Note that some cooked ROM’s (for example, XPlore 1.1
’s XDA Mobile 6 Release 2a
– but not Release 3
, which already switched to the Esmertec
MM) contain the .1029 version (see for example THIS
for more info on this particular version). It has no session problems either. It’s, currently, not available as an installable CAB file, though - this is why you will want to check out the .1023 (or, if the net access bug isn't a problem, .1034) version(s) instead.
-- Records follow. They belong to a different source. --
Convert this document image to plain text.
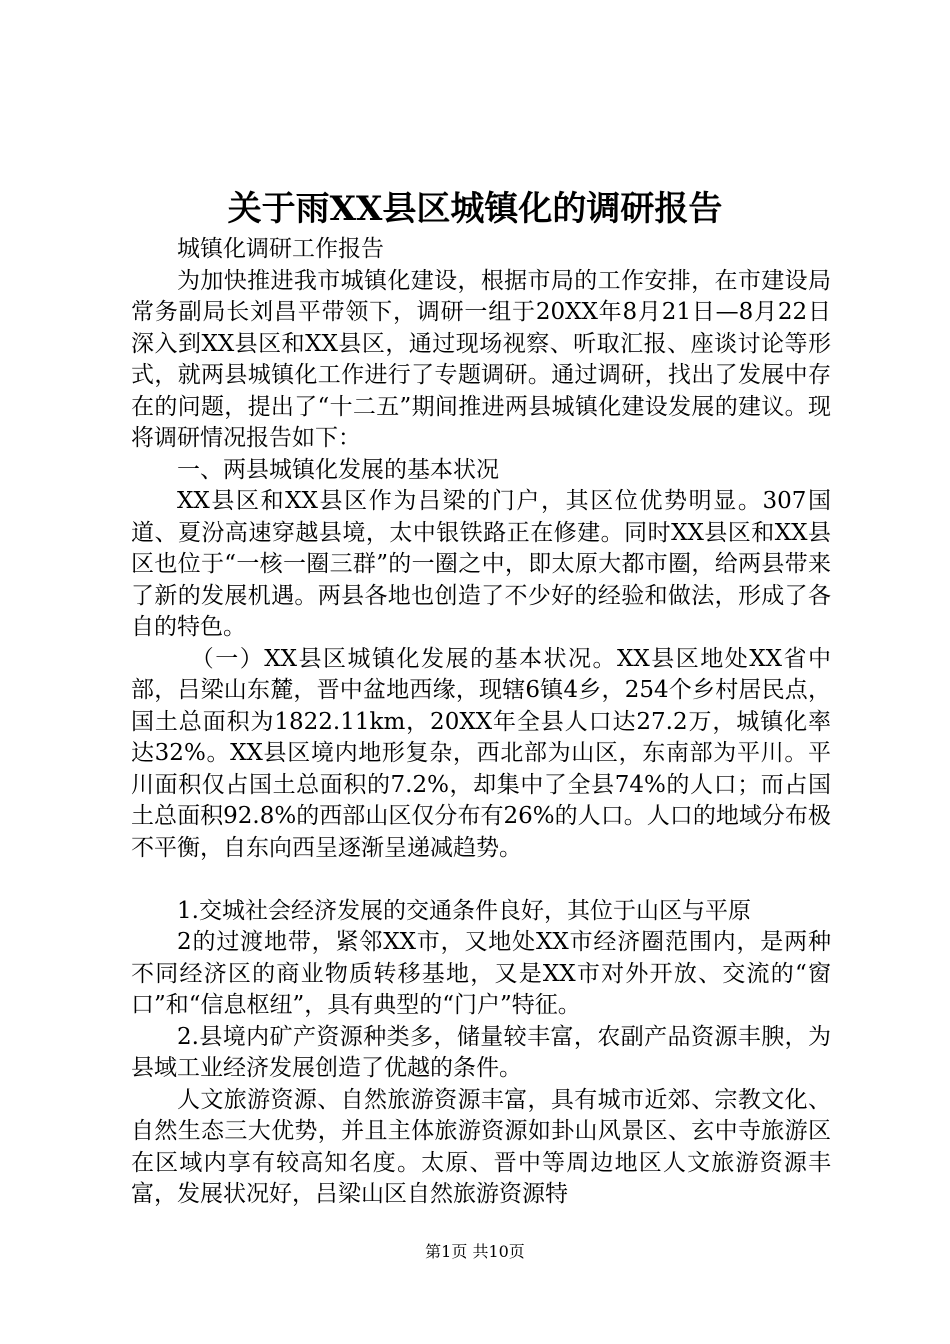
关于雨XX县区城镇化的调研报告

城镇化调研工作报告

为加快推进我市城镇化建设，根据市局的工作安排，在市建设局常务副局长刘昌平带领下，调研一组于20XX年8月21日—8月22日深入到XX县区和XX县区，通过现场视察、听取汇报、座谈讨论等形式，就两县城镇化工作进行了专题调研。通过调研，找出了发展中存在的问题，提出了“十二五”期间推进两县城镇化建设发展的建议。现将调研情况报告如下：

一、两县城镇化发展的基本状况

XX县区和XX县区作为吕梁的门户，其区位优势明显。307国道、夏汾高速穿越县境，太中银铁路正在修建。同时XX县区和XX县区也位于“一核一圈三群”的一圈之中，即太原大都市圈，给两县带来了新的发展机遇。两县各地也创造了不少好的经验和做法，形成了各自的特色。

（一）XX县区城镇化发展的基本状况。XX县区地处XX省中部，吕梁山东麓，晋中盆地西缘，现辖6镇4乡，254个乡村居民点，国土总面积为1822.11km，20XX年全县人口达27.2万，城镇化率达32%。XX县区境内地形复杂，西北部为山区，东南部为平川。平川面积仅占国土总面积的7.2%，却集中了全县74%的人口；而占国土总面积92.8%的西部山区仅分布有26%的人口。人口的地域分布极不平衡，自东向西呈逐渐呈递减趋势。

1.交城社会经济发展的交通条件良好，其位于山区与平原

2的过渡地带，紧邻XX市，又地处XX市经济圈范围内，是两种不同经济区的商业物质转移基地，又是XX市对外开放、交流的“窗口”和“信息枢纽”，具有典型的“门户”特征。

2.县境内矿产资源种类多，储量较丰富，农副产品资源丰腴，为县域工业经济发展创造了优越的条件。

人文旅游资源、自然旅游资源丰富，具有城市近郊、宗教文化、自然生态三大优势，并且主体旅游资源如卦山风景区、玄中寺旅游区在区域内享有较高知名度。太原、晋中等周边地区人文旅游资源丰富，发展状况好，吕梁山区自然旅游资源特

第1页 共10页
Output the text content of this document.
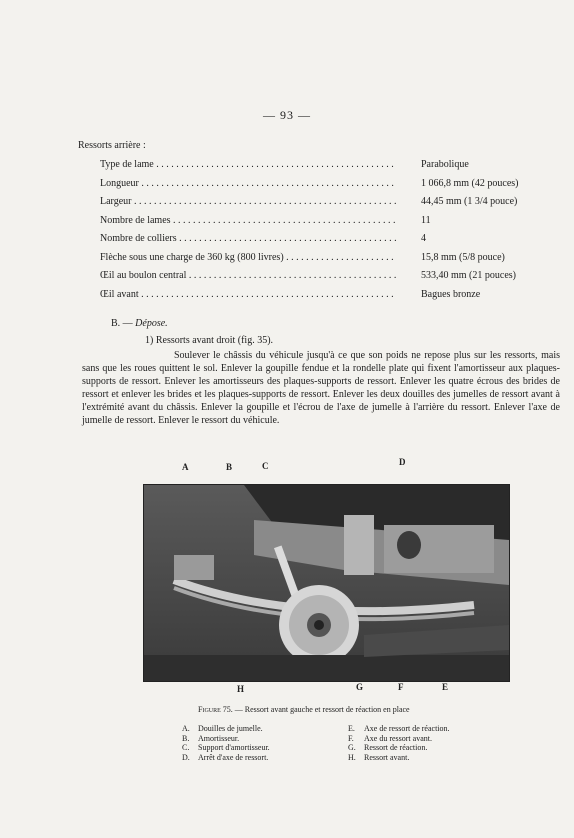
— 93 —
Ressorts arrière :
Type de lame . . .	Parabolique
Longueur . . .	1 066,8 mm (42 pouces)
Largeur . . .	44,45 mm (1 3/4 pouce)
Nombre de lames . . .	11
Nombre de colliers . . .	4
Flèche sous une charge de 360 kg (800 livres) . . .	15,8 mm (5/8 pouce)
Œil au boulon central . . .	533,40 mm (21 pouces)
Œil avant . . .	Bagues bronze
B. — Dépose.
1) Ressorts avant droit (fig. 35).
Soulever le châssis du véhicule jusqu'à ce que son poids ne repose plus sur les ressorts, mais sans que les roues quittent le sol. Enlever la goupille fendue et la rondelle plate qui fixent l'amortisseur aux plaques-supports de ressort. Enlever les amortisseurs des plaques-supports de ressort. Enlever les quatre écrous des brides de ressort et enlever les brides et les plaques-supports de ressort. Enlever les deux douilles des jumelles de ressort avant à l'extrémité avant du châssis. Enlever la goupille et l'écrou de l'axe de jumelle à l'arrière du ressort. Enlever l'axe de jumelle de ressort. Enlever le ressort du véhicule.
A	B	C	D
H	G	F	E
Figure 75. — Ressort avant gauche et ressort de réaction en place
A. Douilles de jumelle.
B. Amortisseur.
C. Support d'amortisseur.
D. Arrêt d'axe de ressort.
E. Axe de ressort de réaction.
F. Axe du ressort avant.
G. Ressort de réaction.
H. Ressort avant.
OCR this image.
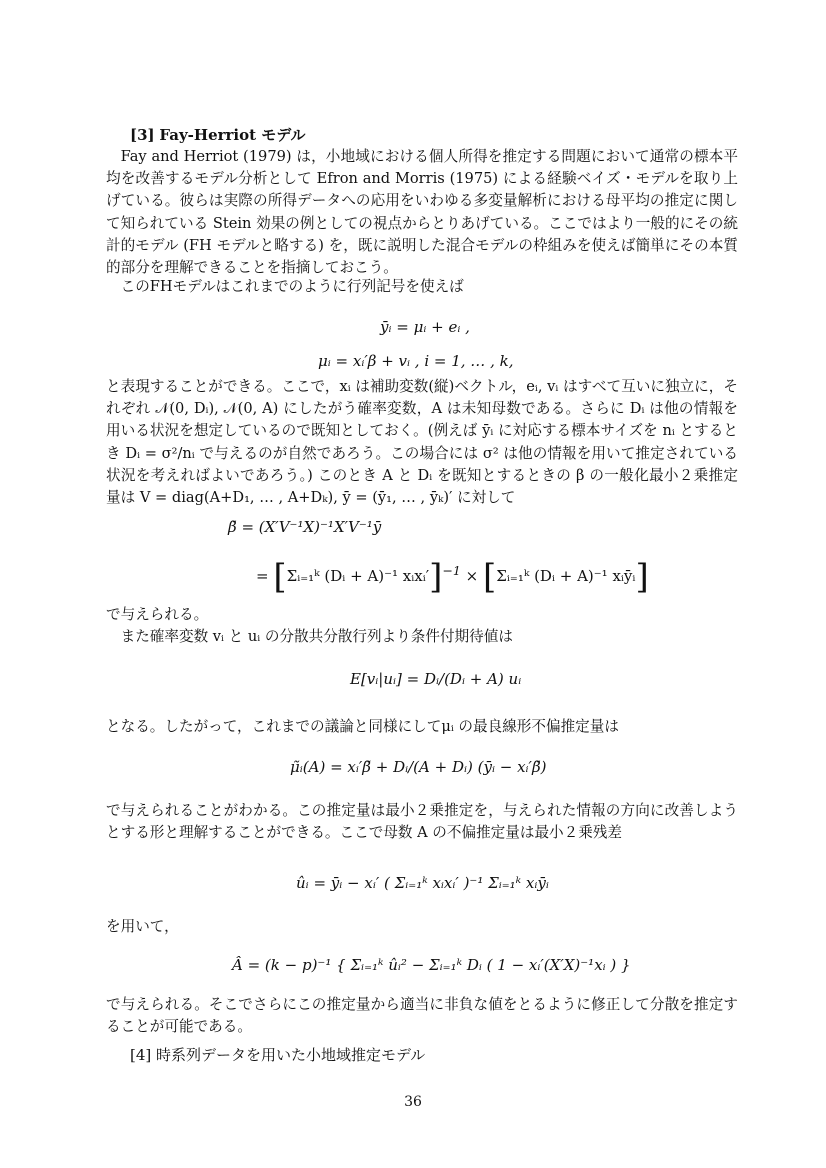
[3] Fay-Herriot モデル
Fay and Herriot (1979) は，小地域における個人所得を推定する問題において通常の標本平均を改善するモデル分析として Efron and Morris (1975) による経験ベイズ・モデルを取り上げている。彼らは実際の所得データへの応用をいわゆる多変量解析における母平均の推定に関して知られている Stein 効果の例としての視点からとりあげている。ここではより一般的にその統計的モデル (FH モデルと略する) を，既に説明した混合モデルの枠組みを使えば簡単にその本質的部分を理解できることを指摘しておこう。
このFHモデルはこれまでのように行列記号を使えば
ȳᵢ = μᵢ + eᵢ ,
μᵢ = xᵢ′β + vᵢ , i = 1, … , k,
と表現することができる。ここで，xᵢ は補助変数(縦)ベクトル，eᵢ, vᵢ はすべて互いに独立に，それぞれ 𝒩(0, Dᵢ), 𝒩(0, A) にしたがう確率変数，A は未知母数である。さらに Dᵢ は他の情報を用いる状況を想定しているので既知としておく。(例えば ȳᵢ に対応する標本サイズを nᵢ とするとき Dᵢ = σ²/nᵢ で与えるのが自然であろう。この場合には σ² は他の情報を用いて推定されている状況を考えればよいであろう。) このとき A と Dᵢ を既知とするときの β の一般化最小２乗推定量は V = diag(A+D₁, … , A+Dₖ), ȳ = (ȳ₁, … , ȳₖ)′ に対して
β̃ = (X′V⁻¹X)⁻¹X′V⁻¹ȳ
= [Σᵢ₌₁ᵏ (Dᵢ + A)⁻¹ xᵢxᵢ′]$^{-1}$ × [Σᵢ₌₁ᵏ (Dᵢ + A)⁻¹ xᵢȳᵢ]
で与えられる。
また確率変数 vᵢ と uᵢ の分散共分散行列より条件付期待値は
E[vᵢ|uᵢ] = Dᵢ/(Dᵢ + A) uᵢ
となる。したがって，これまでの議論と同様にしてμᵢ の最良線形不偏推定量は
μ̃ᵢ(A) = xᵢ′β̃ + Dᵢ/(A + Dᵢ) (ȳᵢ − xᵢ′β̃)
で与えられることがわかる。この推定量は最小２乗推定を，与えられた情報の方向に改善しようとする形と理解することができる。ここで母数 A の不偏推定量は最小２乗残差
ûᵢ = ȳᵢ − xᵢ′ ( Σᵢ₌₁ᵏ xᵢxᵢ′ )⁻¹ Σᵢ₌₁ᵏ xᵢȳᵢ
を用いて，
Â = (k − p)⁻¹ { Σᵢ₌₁ᵏ ûᵢ² − Σᵢ₌₁ᵏ Dᵢ ( 1 − xᵢ′(X′X)⁻¹xᵢ ) }
で与えられる。そこでさらにこの推定量から適当に非負な値をとるように修正して分散を推定することが可能である。
[4] 時系列データを用いた小地域推定モデル
36
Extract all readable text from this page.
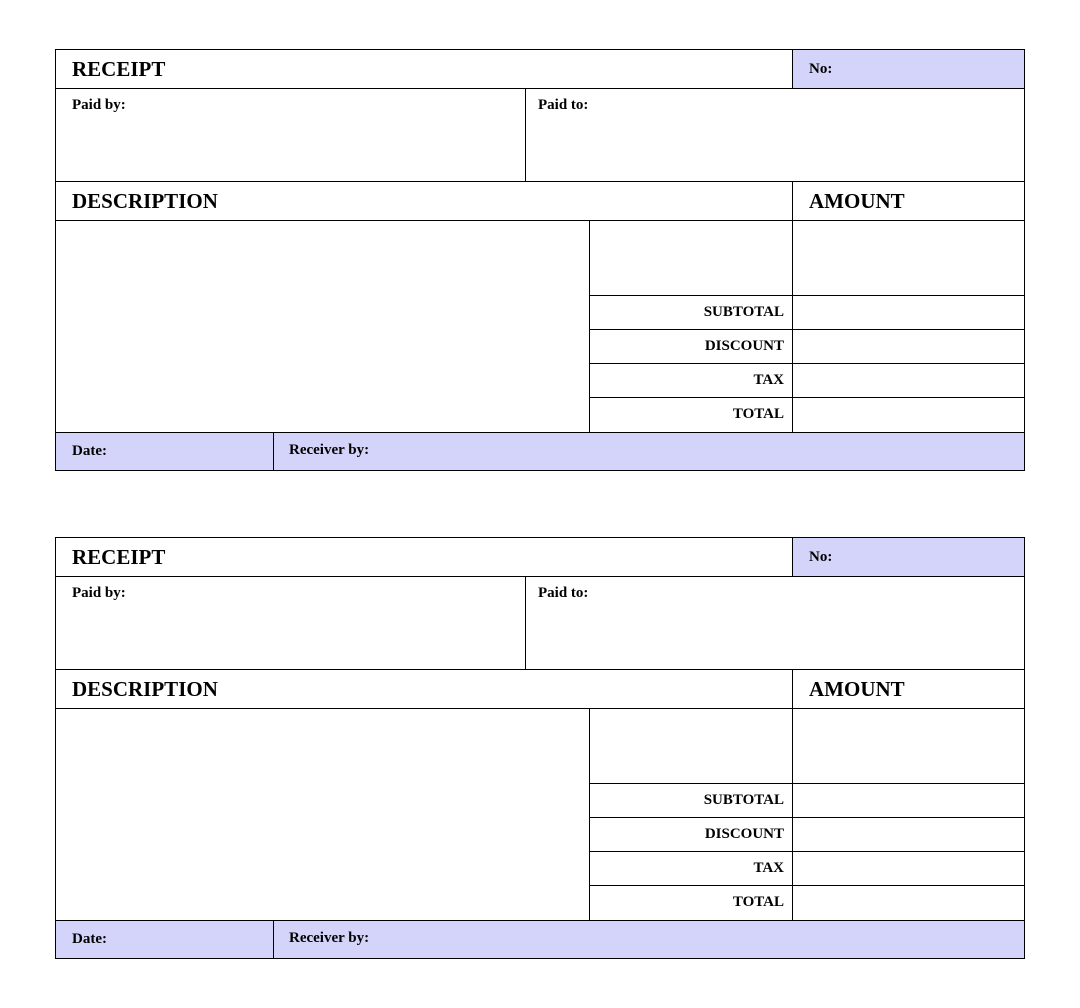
RECEIPT	No:
Paid by:	Paid to:
DESCRIPTION	AMOUNT
SUBTOTAL
DISCOUNT
TAX
TOTAL
Date:	Receiver by:
RECEIPT	No:
Paid by:	Paid to:
DESCRIPTION	AMOUNT
SUBTOTAL
DISCOUNT
TAX
TOTAL
Date:	Receiver by:
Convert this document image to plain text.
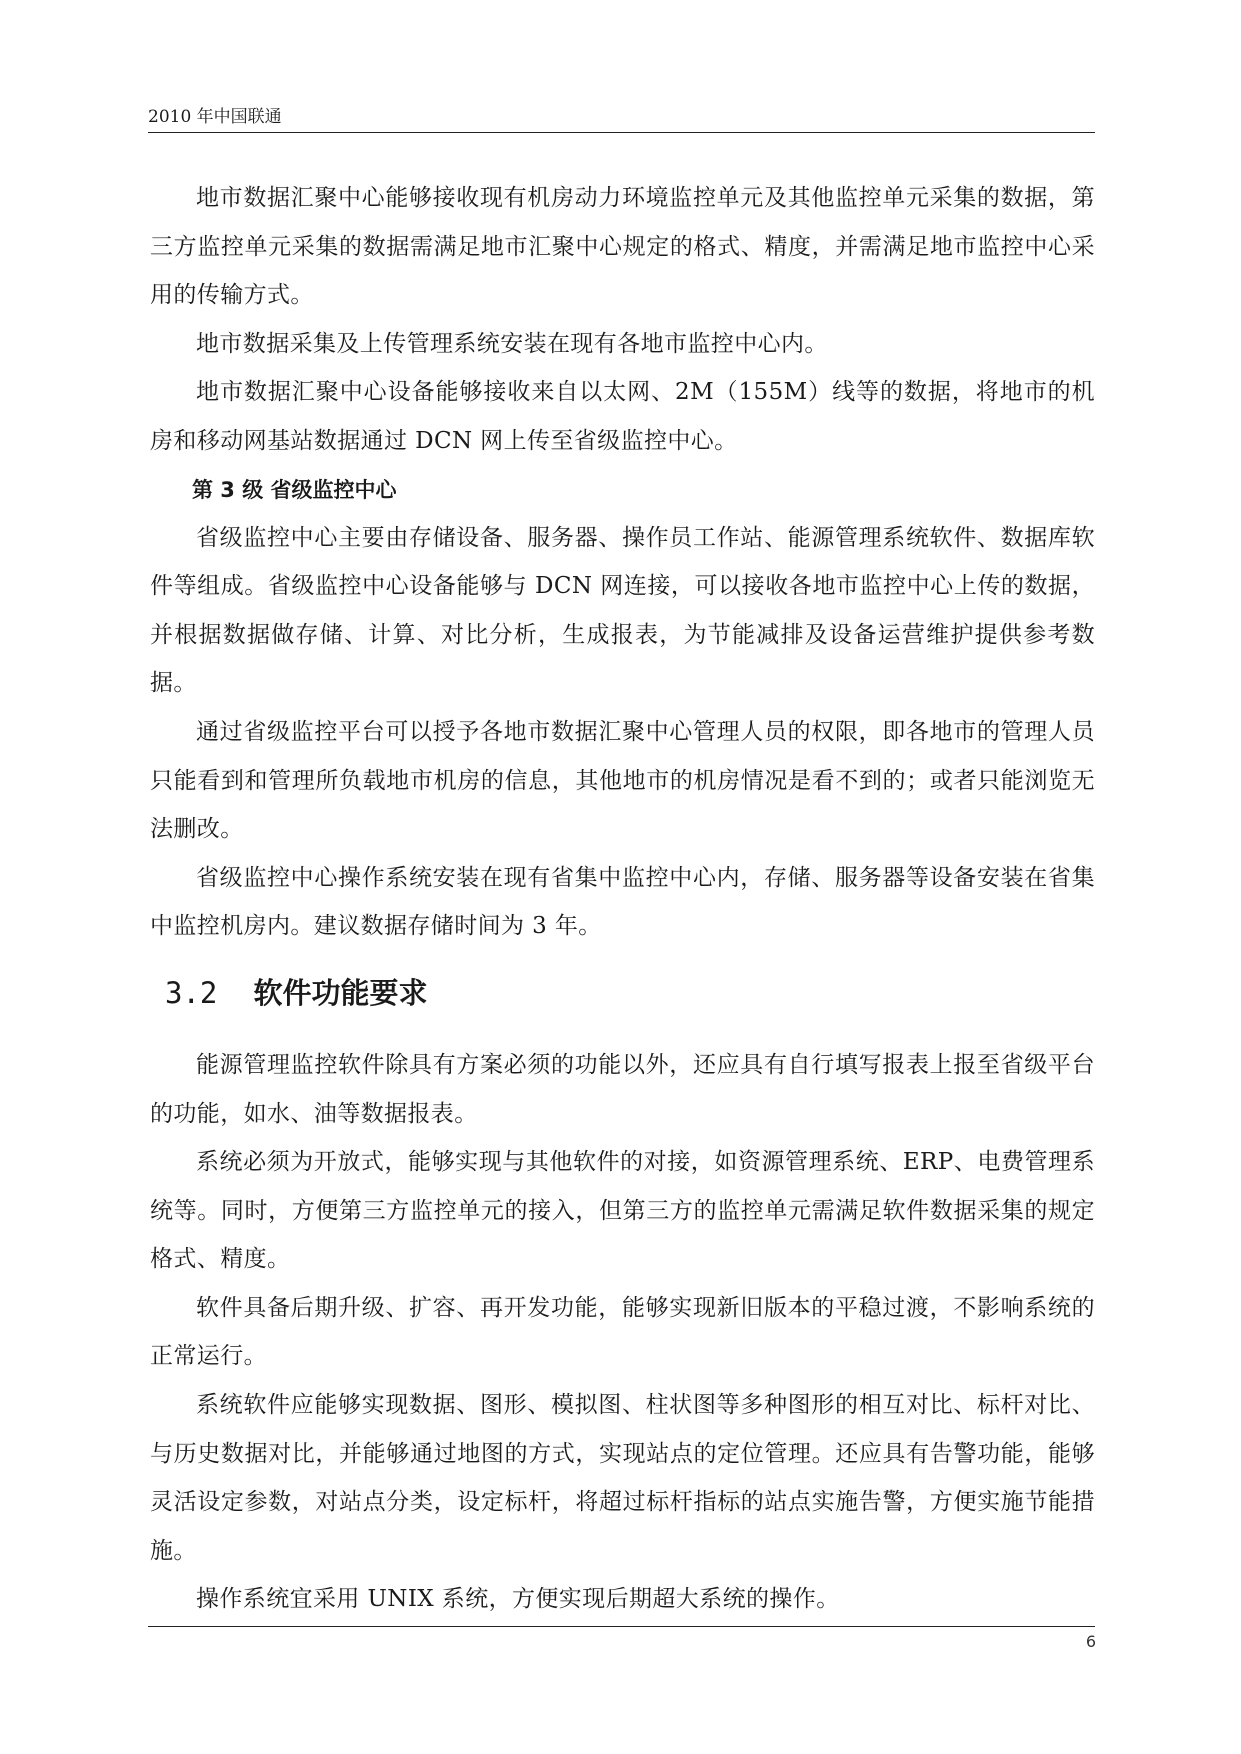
2010 年中国联通

地市数据汇聚中心能够接收现有机房动力环境监控单元及其他监控单元采集的数据，第三方监控单元采集的数据需满足地市汇聚中心规定的格式、精度，并需满足地市监控中心采用的传输方式。

地市数据采集及上传管理系统安装在现有各地市监控中心内。

地市数据汇聚中心设备能够接收来自以太网、2M（155M）线等的数据，将地市的机房和移动网基站数据通过 DCN 网上传至省级监控中心。

第 3 级 省级监控中心

省级监控中心主要由存储设备、服务器、操作员工作站、能源管理系统软件、数据库软件等组成。省级监控中心设备能够与 DCN 网连接，可以接收各地市监控中心上传的数据，并根据数据做存储、计算、对比分析，生成报表，为节能减排及设备运营维护提供参考数据。

通过省级监控平台可以授予各地市数据汇聚中心管理人员的权限，即各地市的管理人员只能看到和管理所负载地市机房的信息，其他地市的机房情况是看不到的；或者只能浏览无法删改。

省级监控中心操作系统安装在现有省集中监控中心内，存储、服务器等设备安装在省集中监控机房内。建议数据存储时间为 3 年。

3.2 软件功能要求

能源管理监控软件除具有方案必须的功能以外，还应具有自行填写报表上报至省级平台的功能，如水、油等数据报表。

系统必须为开放式，能够实现与其他软件的对接，如资源管理系统、ERP、电费管理系统等。同时，方便第三方监控单元的接入，但第三方的监控单元需满足软件数据采集的规定格式、精度。

软件具备后期升级、扩容、再开发功能，能够实现新旧版本的平稳过渡，不影响系统的正常运行。

系统软件应能够实现数据、图形、模拟图、柱状图等多种图形的相互对比、标杆对比、与历史数据对比，并能够通过地图的方式，实现站点的定位管理。还应具有告警功能，能够灵活设定参数，对站点分类，设定标杆，将超过标杆指标的站点实施告警，方便实施节能措施。

操作系统宜采用 UNIX 系统，方便实现后期超大系统的操作。

6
So far, I’ve only discussed Pocket PC compatibility. Unfortunately, as has already been pointed out, the above-linked 11.1 series can’t be used on (touchscreen-less) MS Smartphone (Windows Mobile Standard) models. You will need to get THIS
file if you want to install TAO Intent (v10.1.7.561) on your WM5+ Smartphone. Should you need a WM2003 one, get THIS
EDIT & BREAKING NEWS
: Risidoro has patched the .1034 version so that it supports session-based Net authorization. This means you will want to go for .1034 even if you want to run apps using the Net.
See his thread at http://forum.xda-developers.com/show....php?p=1484696
- a worthy read. The direct link to his patched .1034 CAB is at http://www.webalice.it/risidoro/inte...22.214.171.1244.cab
He has also published the .1029 CAB in his post.